Telenor exits Thailand, sells True Corporation stake for $3.9bn

The agreement, revealed on Thursday, marks a major strategic shift for the Oslo-based operator as it continues to pull back from Asian markets to focus more squarely on its Nordic core.

Under the terms, Telenor will immediately sell 24.95% of its True shareholding at THB 11.70 per share to Arise Digital Technology Company, a firm controlled by Thai investor Khun Suphachai Chearavanont. A mutual put/call option covers the remaining 5.35%, scheduled for sale two years after the initial closing at the higher of the original price or prevailing market value.

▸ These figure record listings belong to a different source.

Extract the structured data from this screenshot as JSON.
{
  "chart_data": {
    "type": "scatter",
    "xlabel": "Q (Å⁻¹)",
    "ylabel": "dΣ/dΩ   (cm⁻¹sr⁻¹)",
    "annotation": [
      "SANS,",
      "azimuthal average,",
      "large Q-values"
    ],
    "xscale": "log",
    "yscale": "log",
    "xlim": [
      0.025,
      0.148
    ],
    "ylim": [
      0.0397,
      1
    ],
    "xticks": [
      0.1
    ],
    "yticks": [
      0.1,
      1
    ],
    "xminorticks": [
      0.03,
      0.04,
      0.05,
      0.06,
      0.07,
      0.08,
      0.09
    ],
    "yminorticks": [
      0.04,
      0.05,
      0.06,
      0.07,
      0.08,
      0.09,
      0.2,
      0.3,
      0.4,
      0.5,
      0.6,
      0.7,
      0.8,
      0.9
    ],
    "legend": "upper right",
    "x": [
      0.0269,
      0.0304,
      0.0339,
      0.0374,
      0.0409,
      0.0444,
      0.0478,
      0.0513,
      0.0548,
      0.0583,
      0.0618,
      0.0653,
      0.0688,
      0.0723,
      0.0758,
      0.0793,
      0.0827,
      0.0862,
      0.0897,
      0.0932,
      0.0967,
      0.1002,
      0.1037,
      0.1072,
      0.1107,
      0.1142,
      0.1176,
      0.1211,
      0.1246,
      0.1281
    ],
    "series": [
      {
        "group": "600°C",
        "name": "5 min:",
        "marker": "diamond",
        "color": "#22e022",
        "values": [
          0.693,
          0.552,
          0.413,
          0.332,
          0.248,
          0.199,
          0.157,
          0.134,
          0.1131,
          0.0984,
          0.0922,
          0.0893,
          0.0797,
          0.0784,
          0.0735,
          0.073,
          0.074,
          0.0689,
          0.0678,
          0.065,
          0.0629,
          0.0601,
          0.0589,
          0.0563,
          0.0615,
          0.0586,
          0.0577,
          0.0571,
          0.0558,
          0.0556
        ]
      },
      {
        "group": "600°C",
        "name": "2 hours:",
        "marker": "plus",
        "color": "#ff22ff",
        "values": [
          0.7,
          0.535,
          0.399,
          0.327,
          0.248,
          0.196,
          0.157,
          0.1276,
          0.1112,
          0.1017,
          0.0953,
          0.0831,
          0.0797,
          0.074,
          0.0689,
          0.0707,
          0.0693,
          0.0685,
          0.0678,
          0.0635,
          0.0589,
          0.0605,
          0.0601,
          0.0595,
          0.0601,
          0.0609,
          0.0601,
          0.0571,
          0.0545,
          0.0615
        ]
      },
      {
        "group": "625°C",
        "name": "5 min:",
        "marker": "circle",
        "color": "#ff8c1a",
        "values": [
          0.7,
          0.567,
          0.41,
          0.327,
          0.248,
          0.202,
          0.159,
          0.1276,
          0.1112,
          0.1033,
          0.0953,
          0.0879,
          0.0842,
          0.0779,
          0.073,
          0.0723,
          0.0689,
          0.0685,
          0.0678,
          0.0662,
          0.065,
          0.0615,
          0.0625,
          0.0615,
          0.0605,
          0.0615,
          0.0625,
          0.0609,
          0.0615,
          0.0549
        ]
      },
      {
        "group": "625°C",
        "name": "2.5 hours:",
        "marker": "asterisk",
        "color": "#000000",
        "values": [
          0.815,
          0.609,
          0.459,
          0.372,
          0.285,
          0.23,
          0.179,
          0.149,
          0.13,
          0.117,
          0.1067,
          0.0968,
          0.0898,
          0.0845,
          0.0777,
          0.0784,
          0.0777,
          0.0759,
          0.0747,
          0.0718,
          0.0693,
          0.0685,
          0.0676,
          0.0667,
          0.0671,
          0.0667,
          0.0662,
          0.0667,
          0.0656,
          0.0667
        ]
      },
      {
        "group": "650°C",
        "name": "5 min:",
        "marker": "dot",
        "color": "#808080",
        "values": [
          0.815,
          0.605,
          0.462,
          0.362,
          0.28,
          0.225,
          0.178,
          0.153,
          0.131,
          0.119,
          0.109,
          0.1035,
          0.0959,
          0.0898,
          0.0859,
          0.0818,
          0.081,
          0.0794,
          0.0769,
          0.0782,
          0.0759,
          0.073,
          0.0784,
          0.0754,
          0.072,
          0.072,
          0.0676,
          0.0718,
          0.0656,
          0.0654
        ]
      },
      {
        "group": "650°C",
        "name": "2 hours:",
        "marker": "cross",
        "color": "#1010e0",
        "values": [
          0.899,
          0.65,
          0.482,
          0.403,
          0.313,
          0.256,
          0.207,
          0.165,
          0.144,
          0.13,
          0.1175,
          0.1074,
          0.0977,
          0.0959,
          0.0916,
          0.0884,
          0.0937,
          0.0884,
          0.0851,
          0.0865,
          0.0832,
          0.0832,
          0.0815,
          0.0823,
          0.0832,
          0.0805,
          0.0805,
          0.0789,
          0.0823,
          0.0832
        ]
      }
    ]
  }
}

True Corporation, created by the 2023 merger of True and dtac, is one of Thailand’s largest telecom and tech groups with around 60 million customers across mobile, broadband and digital services.

For Telenor, the sale caps a quarter-century in a market it first entered in 2000 and helped transform through major investments and the dtac–True merger. According to company figures, the value of Telenor’s Thai shareholding has grown from around NOK 12bn before merger talks to roughly NOK 39bn under the agreed sale terms.

The deal will also generate a significant accounting gain, with Telenor expecting to recognise about NOK 14.7bn once the first tranche closes. Further details on how the proceeds will be used are due alongside Telenor’s upcoming Q4 2025 results.

This divestment follows Telenor’s exit from Pakistan and underscores a broader pivot away from Asia. The transaction remains subject to customary regulatory approvals and is expected to complete in the coming months.